Lester is saying when the minimum wage goes up, no jobs are lost.

Really? No job losses? I wanted to see this for myself, so I went to a place on the map where all things should be equal geographically.

The very first business you see when you cross from Idaho to Washington is McDonalds. The state of Idaho is so close, says owner Tim Skubitz, you can toss a rock into it. “Whenever we get folks from out of town, they get a real kick out of walking across the street and saying, ‘Hey, I just crossed state lines!’,” Skubitz exclaims.

“We’re the second ownership of this franchise up here,” says Skubitz. “And I couldn’t tell you what the logic was at the time of placing it in Newport — except it’s location, location, location.”

So, just to be clear: this McDonalds is in the state with the higher minimum wage, Washington. And this busy intersection is so profitable that it didn’t occur to Skubitz to move, even when he tore down the old McDonalds in 2011. He built a fancier new one in the same place — not in the state right across the street with the lower minimum wage, Idaho. He says wages are just one piece of a larger puzzle.

“Just because we’ve expanded our business shows that we’re growing our business and so with growing our business, I need more employees,” he says. “So we’ve grown substantially I’d say in the last year and a half.”

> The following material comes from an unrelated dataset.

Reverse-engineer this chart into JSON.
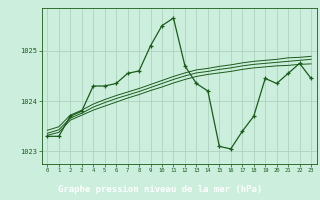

The researchers who studied neighboring counties across state lines say there are a couple of reasons why minimum wage increases turn out to be a wash for businesses overall. First, the wage hike reduces turnover. It also leads employers to invest more in worker training, which increases productivity.

Of course, there are some cases of high minimum wage making a business pick up and leave town. Robin Toth is the vice president of business development for Greater Spokane Incorporated. She’s engaged in what she calls a “friendly competition” with Idaho to recruit and keep business. And sometimes she loses.

“There was a bakery that went over to the Post Falls area several years ago,” Toth remembers. “It was because of the wages.”

But Toth says more often, the retailers and restaurants – the industries that pay minimum wage – follow the industries that pay much higher wages. Toth is courting manufacturing, professional services, and technology. She says they want to know about the workers.

“Can you show me how many people you have in this wage range, what type of skills do these people have, what’s your training program like?”, says Toth. “That’s what we hear anymore and it’s not, nickels and dimes.”

The skills gap is a challenge facing Idaho right now. People in the crucial 25-29 age bracket are leaving the state for higher paying jobs elsewhere. Meanwhile, retirees entering the state are pushing up demand in the service sector. Currently, Idaho has the largest share of minimum wage workers in the nation.

And there’s some indication that Washington’s higher minimum wage may be drawing some of those workers across the border. The Idaho Department of Labor says 18,000 people live in Idaho but work in Washington.

One of them is 29-year-old Sarah Wagner. She’s a barista at a Starbucks in Liberty Lake, Wash., just four miles from the Idaho border. Wagner says the starting pay here is higher than at her old Starbucks in Idaho, and she gets more breaks. So it’s worth the trip.

“I drive 16 miles each way and it’s worth every cent,” says Wagner.

But there are trade-offs. Back at the McDonalds in Newport, Wash., Tim Skubitz says he used to give employees a raise for each positive evaluation.

“I strongly believe it’s important to reward people frequently and often,” he says.

But the higher minimum wage in Washington gives him less flexibility to do that. Skubitz says, given a choice, he’d prefer to start people at Idaho’s minimum wage. But it’s not going to change his mind about doing business in Washington either.